In our opinion, respondent's contention is without merit. The record does indicate that petitioner at the very end of the taxable year was in such financial position as to be able to pay off the remaining balance*1360 of principal due under the bond and thus to remove the prohibition on the payment of dividends. Petitioner's failure to pay off the remaining balance of principal due under the bond until shortly after the end of the taxable year appears to have been actuated by sound business purposes. During the first six months of the taxable year petitioner's net monthly sales averaged over $70,000, but petitioner's net monthly sales fell to about $50,000 in July and continued at about that figure through October. Thereafter its net monthly sales dropped to about $36,000 in November, $26,000 in December, and $20,000 in January of 1938. Petitioner made substantial payments on account of the principal amount due under the bond in each month from January to September, inclusive, with the exception of April, when it made only a nominal payment. In view of the considerable shrinkage in the volume of its net monthly sales in the last half of the taxable year petitioner sought to conserve its cash and, therefore, made only relatively small payments on account of the principal amount due under the bond in October, November, and December.

On November 30, petitioner had about $31,500 in cash. From*1361 that date up to and including December 26 the amount of its cash gradually declined. On December 26 it had about $12,800 in cash. From December 26 up to and including December 31 the amount of its *269 cash substantially increased. On December 31 it had about $35,000 in cash. The amount of its cash increased about $6,500 on December 30 and about $9,000 on December 31. As of December 31 the amount of petitioner's cash ($35,307.61) approximately equaled the total amount of its current liabilities ($21,318.88) plus the amount of principal remaining due on the bond ($14,053.05). Petitioner deposited the substantial amounts of cash which it had received on December 30 and 31 in its bank account on Junuary 4, 1938. And on January 5, 1938, it paid the balance of principal remaining due under the bond in the amount of $14,053.05. It is true that as of December 31 petitioner had accounts receivable in the amount of $37,345.91 in addition to cash in the amount of $35,307.61. However, this does not seem to be a case where "a corporation, with cash and liquid assets greatly in excess of both its current obligations and its secured obligations" has delayed the redemption of its*1362 secured obligations "for an unreasonable length of time for the purpose of obtaining the credit provided for by section 26(c)(1) of the Act of 1936." See Auto Interurban Co., supra.The preponderance of the evidence indicates that any failure to pay the bond in full in the taxable year was actuated by sound business purposes. Moreover, in the taxable year petitioner paid a total of $55,090.53 on the principal amount due under the bond, although by the terms of the bond it was required to pay only $9,325.68 in that year, and although it had a net taxable income of only $27,141.04 in that year.
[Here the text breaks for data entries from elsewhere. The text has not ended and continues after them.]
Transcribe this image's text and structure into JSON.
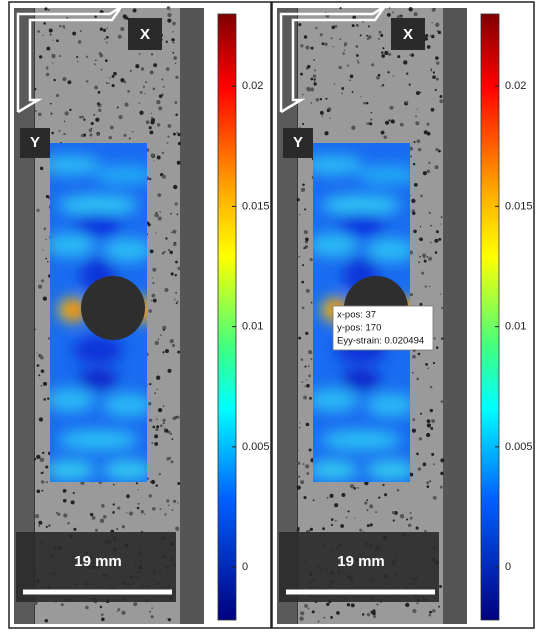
{
  "panels": [
    {
      "x_label": "X",
      "y_label": "Y",
      "scale_bar": "19 mm",
      "colorbar": {
        "lim": [
          -0.0022,
          0.023
        ],
        "ticks": [
          0.02,
          0.015,
          0.01,
          0.005,
          0
        ]
      }
    },
    {
      "x_label": "X",
      "y_label": "Y",
      "scale_bar": "19 mm",
      "colorbar": {
        "lim": [
          -0.0022,
          0.023
        ],
        "ticks": [
          0.02,
          0.015,
          0.01,
          0.005,
          0
        ]
      },
      "tooltip": [
        "x-pos: 37",
        "y-pos: 170",
        "Eyy-strain: 0.020494"
      ]
    }
  ]
}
After a careful consideration of all the facts, we believe that the allowance to petitioner of a credit under section 26(c)(1) in the amount of its adjusted net income will not tend to defeat the legislative intent underlying that section.
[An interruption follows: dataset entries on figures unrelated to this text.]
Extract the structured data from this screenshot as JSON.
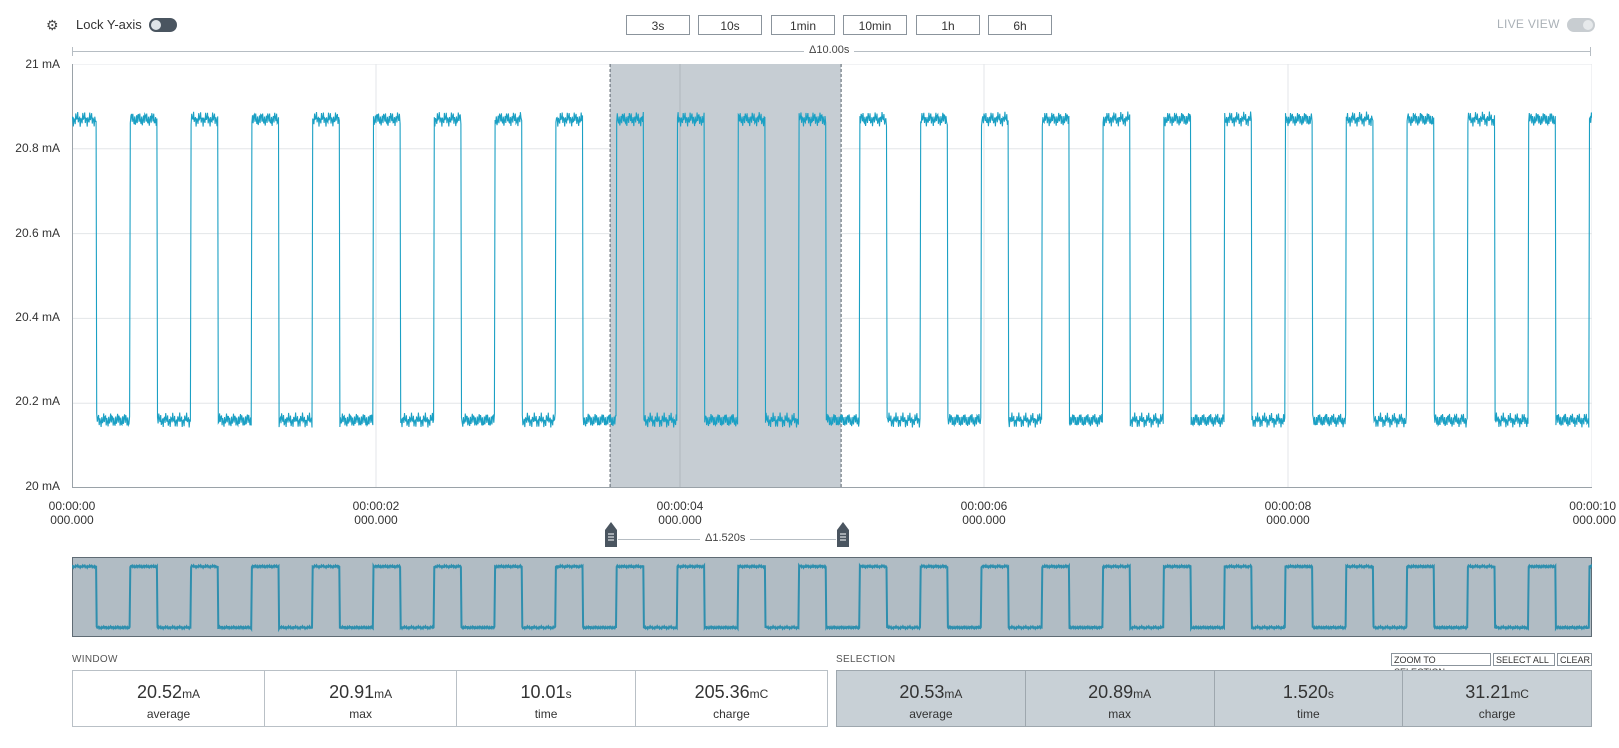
{
  "toolbar": {
    "settings_icon": "gear-icon",
    "lock_label": "Lock Y-axis",
    "lock_enabled": false,
    "ranges": [
      "3s",
      "10s",
      "1min",
      "10min",
      "1h",
      "6h"
    ],
    "live_label": "LIVE VIEW",
    "live_enabled": false
  },
  "window_delta": "Δ10.00s",
  "selection_delta": "Δ1.520s",
  "axis": {
    "y_ticks": [
      "21 mA",
      "20.8 mA",
      "20.6 mA",
      "20.4 mA",
      "20.2 mA",
      "20 mA"
    ],
    "x_ticks": [
      {
        "time": "00:00:00",
        "ms": "000.000"
      },
      {
        "time": "00:00:02",
        "ms": "000.000"
      },
      {
        "time": "00:00:04",
        "ms": "000.000"
      },
      {
        "time": "00:00:06",
        "ms": "000.000"
      },
      {
        "time": "00:00:08",
        "ms": "000.000"
      },
      {
        "time": "00:00:10",
        "ms": "000.000"
      }
    ]
  },
  "chart_data": {
    "type": "line",
    "xlabel": "",
    "ylabel": "",
    "xlim": [
      0,
      10
    ],
    "ylim": [
      20,
      21
    ],
    "grid": true,
    "series": [
      {
        "color": "#1ba0c4",
        "period_s": 0.4,
        "high_mA": 20.87,
        "low_mA": 20.16,
        "high_segments": [
          [
            0.0,
            0.16
          ],
          [
            0.38,
            0.56
          ],
          [
            0.78,
            0.96
          ],
          [
            1.18,
            1.36
          ],
          [
            1.58,
            1.76
          ],
          [
            1.98,
            2.16
          ],
          [
            2.38,
            2.56
          ],
          [
            2.78,
            2.96
          ],
          [
            3.18,
            3.36
          ],
          [
            3.58,
            3.76
          ],
          [
            3.98,
            4.16
          ],
          [
            4.38,
            4.56
          ],
          [
            4.78,
            4.96
          ],
          [
            5.18,
            5.36
          ],
          [
            5.58,
            5.76
          ],
          [
            5.98,
            6.16
          ],
          [
            6.38,
            6.56
          ],
          [
            6.78,
            6.96
          ],
          [
            7.18,
            7.36
          ],
          [
            7.58,
            7.76
          ],
          [
            7.98,
            8.16
          ],
          [
            8.38,
            8.56
          ],
          [
            8.78,
            8.96
          ],
          [
            9.18,
            9.36
          ],
          [
            9.58,
            9.76
          ],
          [
            9.98,
            10.0
          ]
        ]
      }
    ],
    "selection": {
      "start_s": 3.54,
      "end_s": 5.06
    }
  },
  "window_stats": {
    "title": "WINDOW",
    "items": [
      {
        "value": "20.52",
        "unit": "mA",
        "label": "average"
      },
      {
        "value": "20.91",
        "unit": "mA",
        "label": "max"
      },
      {
        "value": "10.01",
        "unit": "s",
        "label": "time"
      },
      {
        "value": "205.36",
        "unit": "mC",
        "label": "charge"
      }
    ]
  },
  "selection_stats": {
    "title": "SELECTION",
    "buttons": [
      "ZOOM TO SELECTION",
      "SELECT ALL",
      "CLEAR"
    ],
    "items": [
      {
        "value": "20.53",
        "unit": "mA",
        "label": "average"
      },
      {
        "value": "20.89",
        "unit": "mA",
        "label": "max"
      },
      {
        "value": "1.520",
        "unit": "s",
        "label": "time"
      },
      {
        "value": "31.21",
        "unit": "mC",
        "label": "charge"
      }
    ]
  }
}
Accordingly, it is held that under section 26(c)(1) petitioner is entitled to a credit in the amount of its adjusted net income for purposes of computation of the surtax on undistributed profits.

Reviewed by the Board.

Decision will be entered for the petitioner.


Footnotes

  • 1. * * * The credit above referred to would, therefore, not be allowable after the corporation becomes financially able to repay these obligations, since the restriction on the payment of dividends would then not be the result of the provisions of the contracts but the result of the corporation's willful failure to retire the obligations. Upon the payment of the obligations or upon the corporation becoming financially able to repay them, all restrictions on the payment of dividends would be removed and the corporation would be charged with the distribution of its adjusted net income for the entire taxable year in which the restrictions were removed. (Article 26-2(b) 2, Regulations 94.)